Friday, December 28, 2007

ABC’s of good Interviewing.

By Zebriod (c) 2007

A. Your perspective.
An interview is hard work and you must be prepared. However let’s understand what you are trying to accomplish. You want to answer the following three questions:
Do you understand the opportunity
Can you do the job, and
Do you want the job?
We can flip these and easy understand what the interviewer is trying to accomplish!

B. The basics.
Never forget the basics. That is know where you have to be, be there 15 minutes early, be prepared (know all you can about the interviewers and company), be smart, and have clean shoes. And above all be respectful.

People hire people they like, people like people with energy. So have good posture, eye contact, listening skills! and use words such as contribute, enhance, and improve in your responses.

C. Be prepared for the Ice-breakers.
Over 80% of interviews start off with an icebreaker like “tell me about yourself”. These are dangerous and you need to be on guard. Interviews are rarely interested in you to the extent that they are will to sit a listen to where you grew up and irrelevant stories – so we have to keep it relevant at all times. So how do you answer it? You need to do some homework.

Prepare your own marketing statement the night before. Everyone needs this at all times, it is sometimes referred to as your elevator speech or pitch. Imagine you get caught in the elevator with the boss between floors; you would not want to miss the opportunity…

This is what it looks like, prepare a 3 part statement:
Part 1 – One sentence summary of career to date.
Part 2 – Accomplishment you are proud of that will capture the employer’s attention.
Part 3 – One sentence summary of what you want to do next in your career.

Example “I’ve had 16 years of experience in the industry while serving as a {job title} with company ABC for the last five years. While at ABC, I led the successful {accomplishment} which resulted in us achieving {bottom line impact…saving money, saving time, awards/recognition}. For my next career move, I desire to move to a company with more prestige where I can continue to add value for the long term.”

Tips. We always need to do our homework and this statement is a good demonstration. Part 1 needs to be relevant and most people have to work at making this short, easy to ramble on here – the interviewer is not interested.

Part 2 is very telling, prepare as many accomplishments from your career as possible, select the best for your marketing statement and use the remainder through out the interview to answer other question. For example if you get a skill question “what do you know about ..?” You can have a specific accomplishment that highlights your knowledge.

Part 3 allows you to answer “why am I here and why you should hire me?” right up front. Don’t miss the chance.

**An Extra Tip: If given the opportunity to ask a question at the very beginning of the interview – Ask, “What exactly are you looking for in a (title of position)?” Listen Carefully! You should target the rest of your interview answers so that they cover what the hiring manager’s response was to that question.

D. How to answer behavioral questions.

You are going to get many questions in interviews that are skill, knowledge or behavioral based. For example, what’s the most difficult situation you ever faced on a job?

Answer questions with examples, so you will be glad you did your homework. Remember rule 1 – it is all about them, how do you joining them benefit them?
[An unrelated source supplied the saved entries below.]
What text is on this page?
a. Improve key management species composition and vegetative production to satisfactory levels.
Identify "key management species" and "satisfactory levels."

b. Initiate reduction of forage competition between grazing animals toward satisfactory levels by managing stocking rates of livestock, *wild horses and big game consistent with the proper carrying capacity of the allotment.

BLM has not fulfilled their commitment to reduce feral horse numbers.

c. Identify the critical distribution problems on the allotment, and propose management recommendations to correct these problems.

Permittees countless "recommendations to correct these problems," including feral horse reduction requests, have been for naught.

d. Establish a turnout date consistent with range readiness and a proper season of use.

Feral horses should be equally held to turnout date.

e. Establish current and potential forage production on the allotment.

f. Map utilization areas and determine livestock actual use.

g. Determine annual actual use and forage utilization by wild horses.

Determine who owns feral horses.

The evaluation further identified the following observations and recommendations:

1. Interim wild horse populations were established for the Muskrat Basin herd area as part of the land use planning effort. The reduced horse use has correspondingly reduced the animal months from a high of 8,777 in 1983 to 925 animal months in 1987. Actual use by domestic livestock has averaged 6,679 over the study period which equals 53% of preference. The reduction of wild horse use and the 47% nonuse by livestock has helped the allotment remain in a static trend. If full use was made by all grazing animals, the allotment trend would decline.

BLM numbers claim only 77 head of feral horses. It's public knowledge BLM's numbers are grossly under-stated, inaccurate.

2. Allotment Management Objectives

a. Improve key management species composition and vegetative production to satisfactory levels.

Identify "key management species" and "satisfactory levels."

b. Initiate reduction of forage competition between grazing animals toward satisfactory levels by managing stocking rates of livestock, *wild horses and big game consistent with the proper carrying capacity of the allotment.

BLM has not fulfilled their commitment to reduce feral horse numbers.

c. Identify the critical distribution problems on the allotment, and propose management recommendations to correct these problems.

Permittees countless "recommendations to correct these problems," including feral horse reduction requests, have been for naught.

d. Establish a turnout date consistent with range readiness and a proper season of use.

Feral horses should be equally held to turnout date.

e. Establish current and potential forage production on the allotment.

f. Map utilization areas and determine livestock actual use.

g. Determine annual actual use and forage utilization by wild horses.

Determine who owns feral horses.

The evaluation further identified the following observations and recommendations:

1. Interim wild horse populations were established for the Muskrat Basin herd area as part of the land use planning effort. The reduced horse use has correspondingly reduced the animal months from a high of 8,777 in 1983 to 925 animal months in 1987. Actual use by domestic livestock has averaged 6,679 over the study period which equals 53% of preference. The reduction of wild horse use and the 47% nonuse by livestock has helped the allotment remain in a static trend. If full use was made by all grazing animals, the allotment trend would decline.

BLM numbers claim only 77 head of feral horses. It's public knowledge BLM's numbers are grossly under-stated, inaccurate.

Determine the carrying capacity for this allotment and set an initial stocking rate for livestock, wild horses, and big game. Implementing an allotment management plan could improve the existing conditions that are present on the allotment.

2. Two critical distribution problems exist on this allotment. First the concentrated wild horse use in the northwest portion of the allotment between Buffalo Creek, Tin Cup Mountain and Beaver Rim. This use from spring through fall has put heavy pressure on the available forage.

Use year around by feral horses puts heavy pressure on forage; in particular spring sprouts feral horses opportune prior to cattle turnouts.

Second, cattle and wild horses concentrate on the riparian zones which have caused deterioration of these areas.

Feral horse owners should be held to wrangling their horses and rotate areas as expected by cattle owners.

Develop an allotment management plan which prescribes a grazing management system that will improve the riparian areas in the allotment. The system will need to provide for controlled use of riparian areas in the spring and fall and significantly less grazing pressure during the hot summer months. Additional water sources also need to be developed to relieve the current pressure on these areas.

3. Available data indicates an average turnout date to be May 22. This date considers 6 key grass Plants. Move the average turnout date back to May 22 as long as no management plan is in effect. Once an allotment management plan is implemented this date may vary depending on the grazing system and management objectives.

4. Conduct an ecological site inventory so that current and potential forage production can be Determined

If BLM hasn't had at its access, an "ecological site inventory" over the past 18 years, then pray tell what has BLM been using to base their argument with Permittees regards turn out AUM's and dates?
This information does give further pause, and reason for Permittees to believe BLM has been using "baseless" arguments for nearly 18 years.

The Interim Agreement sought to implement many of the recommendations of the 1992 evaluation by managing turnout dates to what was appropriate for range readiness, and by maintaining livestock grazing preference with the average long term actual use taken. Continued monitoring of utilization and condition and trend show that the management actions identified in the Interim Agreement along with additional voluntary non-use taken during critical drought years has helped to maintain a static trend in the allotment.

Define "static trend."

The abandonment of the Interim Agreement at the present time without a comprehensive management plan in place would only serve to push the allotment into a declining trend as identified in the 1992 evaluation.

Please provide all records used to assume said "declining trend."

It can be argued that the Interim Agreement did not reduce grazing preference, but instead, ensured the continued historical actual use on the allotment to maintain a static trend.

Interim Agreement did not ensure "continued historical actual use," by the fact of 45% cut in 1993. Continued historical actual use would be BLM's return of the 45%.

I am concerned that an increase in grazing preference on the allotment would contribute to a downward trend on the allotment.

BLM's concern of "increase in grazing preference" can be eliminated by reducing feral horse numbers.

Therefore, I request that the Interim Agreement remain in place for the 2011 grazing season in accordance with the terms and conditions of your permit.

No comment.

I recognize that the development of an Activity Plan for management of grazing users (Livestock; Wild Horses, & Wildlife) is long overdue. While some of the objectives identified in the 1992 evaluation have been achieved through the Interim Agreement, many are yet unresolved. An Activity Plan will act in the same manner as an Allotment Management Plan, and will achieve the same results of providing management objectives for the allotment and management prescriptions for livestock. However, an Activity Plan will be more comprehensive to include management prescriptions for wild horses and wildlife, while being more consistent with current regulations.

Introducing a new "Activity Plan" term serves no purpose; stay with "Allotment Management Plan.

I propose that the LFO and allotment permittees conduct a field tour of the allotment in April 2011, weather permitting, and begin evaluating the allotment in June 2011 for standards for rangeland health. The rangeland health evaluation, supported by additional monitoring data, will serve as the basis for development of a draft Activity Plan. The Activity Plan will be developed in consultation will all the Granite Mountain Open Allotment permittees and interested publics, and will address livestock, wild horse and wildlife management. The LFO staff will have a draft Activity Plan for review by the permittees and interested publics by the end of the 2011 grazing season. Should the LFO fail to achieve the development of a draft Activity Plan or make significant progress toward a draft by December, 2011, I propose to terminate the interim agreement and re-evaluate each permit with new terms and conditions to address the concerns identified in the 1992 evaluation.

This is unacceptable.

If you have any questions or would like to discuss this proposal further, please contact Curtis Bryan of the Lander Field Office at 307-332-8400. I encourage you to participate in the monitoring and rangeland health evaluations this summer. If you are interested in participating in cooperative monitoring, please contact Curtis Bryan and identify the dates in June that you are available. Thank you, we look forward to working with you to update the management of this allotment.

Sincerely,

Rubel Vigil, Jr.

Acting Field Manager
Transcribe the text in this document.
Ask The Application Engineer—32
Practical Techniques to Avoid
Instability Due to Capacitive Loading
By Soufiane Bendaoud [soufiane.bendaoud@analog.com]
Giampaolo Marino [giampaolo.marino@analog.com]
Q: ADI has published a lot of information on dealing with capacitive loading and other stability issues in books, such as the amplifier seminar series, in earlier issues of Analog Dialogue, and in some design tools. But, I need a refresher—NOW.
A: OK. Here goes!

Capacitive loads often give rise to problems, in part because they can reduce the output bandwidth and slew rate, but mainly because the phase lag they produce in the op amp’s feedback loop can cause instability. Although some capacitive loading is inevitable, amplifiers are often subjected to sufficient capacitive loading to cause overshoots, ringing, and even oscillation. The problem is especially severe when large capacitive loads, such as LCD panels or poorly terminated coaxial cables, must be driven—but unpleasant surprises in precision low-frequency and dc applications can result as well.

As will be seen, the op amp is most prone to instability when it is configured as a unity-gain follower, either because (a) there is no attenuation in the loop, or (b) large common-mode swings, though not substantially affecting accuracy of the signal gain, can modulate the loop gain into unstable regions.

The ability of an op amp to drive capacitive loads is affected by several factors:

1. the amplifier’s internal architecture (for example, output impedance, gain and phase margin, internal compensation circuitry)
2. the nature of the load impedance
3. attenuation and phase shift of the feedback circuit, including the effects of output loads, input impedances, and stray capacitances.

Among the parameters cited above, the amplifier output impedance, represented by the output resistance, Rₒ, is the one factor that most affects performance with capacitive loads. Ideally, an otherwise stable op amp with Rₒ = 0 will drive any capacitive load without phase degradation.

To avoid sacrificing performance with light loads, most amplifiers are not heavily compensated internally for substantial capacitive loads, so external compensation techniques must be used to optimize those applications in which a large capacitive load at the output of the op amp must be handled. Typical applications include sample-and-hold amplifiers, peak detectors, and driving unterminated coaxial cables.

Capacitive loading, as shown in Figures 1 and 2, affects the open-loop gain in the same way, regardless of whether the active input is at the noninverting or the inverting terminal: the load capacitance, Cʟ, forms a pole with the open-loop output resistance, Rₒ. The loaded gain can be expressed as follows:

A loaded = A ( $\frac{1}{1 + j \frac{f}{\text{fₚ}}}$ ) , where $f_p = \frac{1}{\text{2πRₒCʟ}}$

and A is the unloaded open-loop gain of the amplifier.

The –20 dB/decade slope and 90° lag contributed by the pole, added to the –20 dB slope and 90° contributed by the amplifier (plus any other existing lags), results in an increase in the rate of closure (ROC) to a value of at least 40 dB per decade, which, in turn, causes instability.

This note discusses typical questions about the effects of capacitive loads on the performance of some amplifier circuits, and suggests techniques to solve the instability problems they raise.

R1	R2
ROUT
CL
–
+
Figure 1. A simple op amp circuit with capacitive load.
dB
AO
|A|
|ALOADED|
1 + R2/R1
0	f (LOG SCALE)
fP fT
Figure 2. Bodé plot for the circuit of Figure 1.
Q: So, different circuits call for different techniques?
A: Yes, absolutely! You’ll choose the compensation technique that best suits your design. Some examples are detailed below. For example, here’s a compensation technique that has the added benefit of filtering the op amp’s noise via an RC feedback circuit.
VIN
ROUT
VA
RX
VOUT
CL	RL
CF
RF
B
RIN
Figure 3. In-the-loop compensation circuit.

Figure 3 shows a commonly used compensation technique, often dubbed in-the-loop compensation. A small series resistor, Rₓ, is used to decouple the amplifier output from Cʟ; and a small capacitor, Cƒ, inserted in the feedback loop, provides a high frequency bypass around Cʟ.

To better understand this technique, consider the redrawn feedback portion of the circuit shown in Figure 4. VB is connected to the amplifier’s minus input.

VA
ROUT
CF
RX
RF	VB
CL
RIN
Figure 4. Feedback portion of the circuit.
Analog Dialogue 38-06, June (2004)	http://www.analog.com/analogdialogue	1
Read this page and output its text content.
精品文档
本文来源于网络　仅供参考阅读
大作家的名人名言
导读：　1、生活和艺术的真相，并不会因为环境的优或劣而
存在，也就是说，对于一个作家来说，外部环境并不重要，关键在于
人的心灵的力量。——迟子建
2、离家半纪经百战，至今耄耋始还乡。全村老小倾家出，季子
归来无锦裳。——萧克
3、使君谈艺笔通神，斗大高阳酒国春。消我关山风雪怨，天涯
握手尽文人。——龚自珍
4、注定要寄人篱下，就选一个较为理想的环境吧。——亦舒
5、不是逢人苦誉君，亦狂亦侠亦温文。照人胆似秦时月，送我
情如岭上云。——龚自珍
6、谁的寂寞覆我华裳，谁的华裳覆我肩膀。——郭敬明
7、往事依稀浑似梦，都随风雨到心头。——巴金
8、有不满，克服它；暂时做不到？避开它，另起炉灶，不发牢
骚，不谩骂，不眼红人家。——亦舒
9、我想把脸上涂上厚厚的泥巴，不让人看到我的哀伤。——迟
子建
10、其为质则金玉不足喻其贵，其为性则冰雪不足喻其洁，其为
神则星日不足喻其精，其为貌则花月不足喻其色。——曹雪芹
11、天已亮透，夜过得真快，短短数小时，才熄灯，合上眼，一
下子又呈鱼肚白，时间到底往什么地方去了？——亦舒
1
How do your previous accomplishments and experiences benefit them?
One way you want to think of this answer using the SOAR or STAR principles.

Situation Situation
Obstacle Task
Action Action
Result Result

“I was in this situation, I was given this task, I took the following actions and result was…”

See how all the accomplishments you prepared for your marketing statement will be very useful?

Each discipline will have their own skill requirement so be prepared, we can’t cover that here but all employers are looking for the same three things:

Skills, Experience and Stability

But be prepared to highlight the “intangible” using accomplishments. Saying you are a “good team player, good communicator, hard worker, cultural fit, internally motivated” with no context is hollow.


E. Be ready to ask good questions.

When finally the interviewer will ask “have you any questions for me?” The wrong answer is “No”. Interviewers like to talk about themselves and they get as much out of you questions as the answer to their questions.

Prepare questions in these 3 categories:
Questions about the job / opportunity
Questions about the company, however never ask something that is publicly available.
Questions about the interviewer, how about testing them with “tell me about yourself”

Sample Questions:
-What would you expect me to achieve in the first 6 months?
-Is there anything I can tell you about my qualifications that I haven’t said yet?
-What are the principal challenges I would face in this job?